The Trump administration's intention is obviously to undo the de-industrialization which took place in the U.S. under the neoliberal policies of his predecessors, who outsourced much of the American industrial capacities to so-called cheap labor markets. Consequently, the U.S. has almost no small and medium-size enterprises, and its productive capacities are largely reduced to the military. But the sudden shift from an economic model based on the shareholder value of Wall Street and its maximization of profit, to a more durable industrial strength entails the dangers of disruptions and bankruptcies, given the total U.S. national debt of $37 trillion and a total outstanding derivative bubble of $2 quadrillion.

Trump intends a legitimate goal for the American economy, but he seems to be surrounded by economic advisers who reflect a monetarist rather than sound economic thinking. Peter Navarro, the White House's senior counselor for trade and manufacturing, for example, has calculated that the tariffs will bring annually about $600 billion into the U.S. budget, which completely leaves out the consequences of a trade war potentially triggered by this unilateral action.

And Trump's economic adviser Stephen Miran promotes a scheme, how foreign creditors of American treasuries can be "convinced by free will" to exchange these assets voluntarily into 100-year state bonds without interest.
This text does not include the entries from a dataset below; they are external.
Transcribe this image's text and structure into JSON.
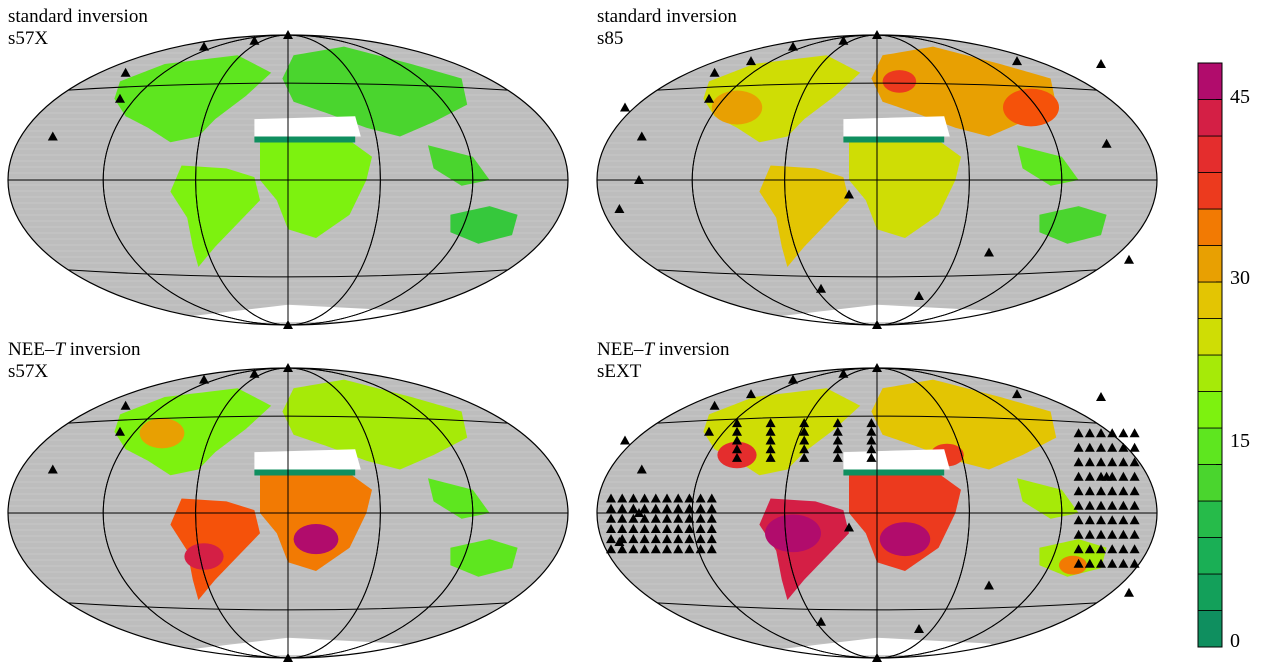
{
  "panels": [
    {
      "line1": "standard inversion",
      "line2": "s57X",
      "stations": "few"
    },
    {
      "line1": "standard inversion",
      "line2": "s85",
      "stations": "medium"
    },
    {
      "line1_pre": "NEE–",
      "line1_italic": "T",
      "line1_post": " inversion",
      "line2": "s57X",
      "stations": "few"
    },
    {
      "line1_pre": "NEE–",
      "line1_italic": "T",
      "line1_post": " inversion",
      "line2": "sEXT",
      "stations": "many"
    }
  ],
  "colorbar": {
    "ticks": [
      "0",
      "15",
      "30",
      "45"
    ],
    "tick_values": [
      0,
      15,
      30,
      45
    ],
    "min": 0,
    "max": 48,
    "steps": 16,
    "colors": [
      "#0f8f5f",
      "#13a05a",
      "#1aaf55",
      "#26bb4a",
      "#36c83c",
      "#4ad52e",
      "#5ee61f",
      "#7df20f",
      "#a6ea08",
      "#cfdd05",
      "#e3c503",
      "#e8a002",
      "#f27a03",
      "#f5520a",
      "#ec3a1e",
      "#e42d2d",
      "#d41f45",
      "#b10c6c"
    ]
  },
  "colors": {
    "ocean": "#bdbdbd",
    "grid": "#000000",
    "ice": "#ffffff",
    "station": "#000000"
  }
}
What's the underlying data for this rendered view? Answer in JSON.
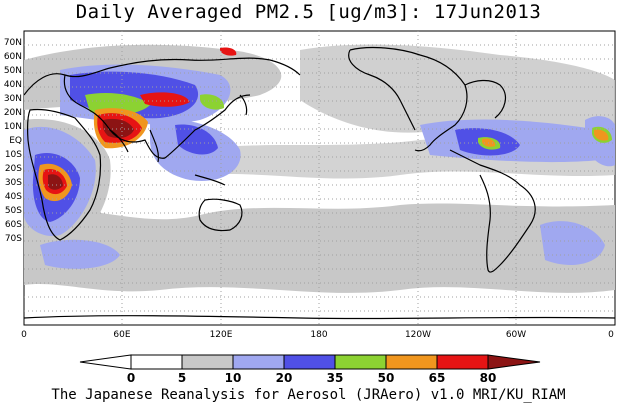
{
  "title": "Daily Averaged PM2.5 [ug/m3]: 17Jun2013",
  "credit": "The Japanese Reanalysis for Aerosol (JRAero) v1.0 MRI/KU_RIAM",
  "latitude_labels": [
    "70N",
    "60N",
    "50N",
    "40N",
    "30N",
    "20N",
    "10N",
    "EQ",
    "10S",
    "20S",
    "30S",
    "40S",
    "50S",
    "60S",
    "70S"
  ],
  "longitude_labels": [
    "0",
    "60E",
    "120E",
    "180",
    "120W",
    "60W",
    "0"
  ],
  "colorbar": {
    "ticks": [
      "0",
      "5",
      "10",
      "20",
      "35",
      "50",
      "65",
      "80"
    ],
    "colors": [
      "#ffffff",
      "#c8c8c8",
      "#a0a8f0",
      "#5050e6",
      "#8cd232",
      "#f0961e",
      "#e61414",
      "#8c1414"
    ]
  },
  "colors": {
    "land_outline": "#000000",
    "grid": "#a0a0a0",
    "background": "#ffffff"
  }
}
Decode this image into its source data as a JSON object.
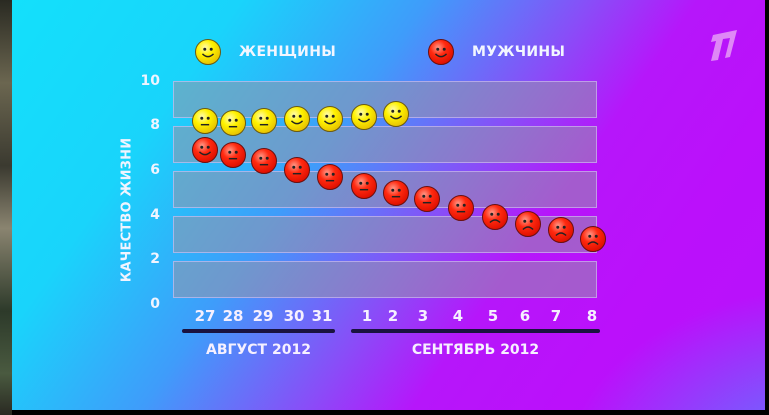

The only thing which will remedy the economic crisis in the U.S., and elsewhere, is a return to sound physical economy principles: investment in scientific and technological progress, international space cooperation and innovation in general. That means the education systems of the U.S. and European nations have to be reorganized to serve this orientation, and incentives have to be given to train a highly skilled labor force for this purpose.

The worst danger of this unilateral tariff announcement by the Trump administration would be the danger of the world economy disintegrating into a number of different blocs, engaged in a trade war against each other, which would be truly a lose-lose outcome for everybody.

The alternative is a cooperative approach, where real development perspectives for Africa, Asia, the Americas and Europe are put on the agenda for joint ventures and cooperative investments in infrastructure, industry, agriculture, science, health and education systems, financed through productive credits.

The trade imbalances will be removed by making the pie bigger, taking into account the different characteristics and levels of development of the individual economies in a fair division of labor. "Humanity first" will lead to a win-win outcome for everyone.

Helga Zepp-LaRouche, a special commentator on current affairs for CGTN, is the founder and international president of the Schiller Institute, a German-based political and economic think tank founded in 1984.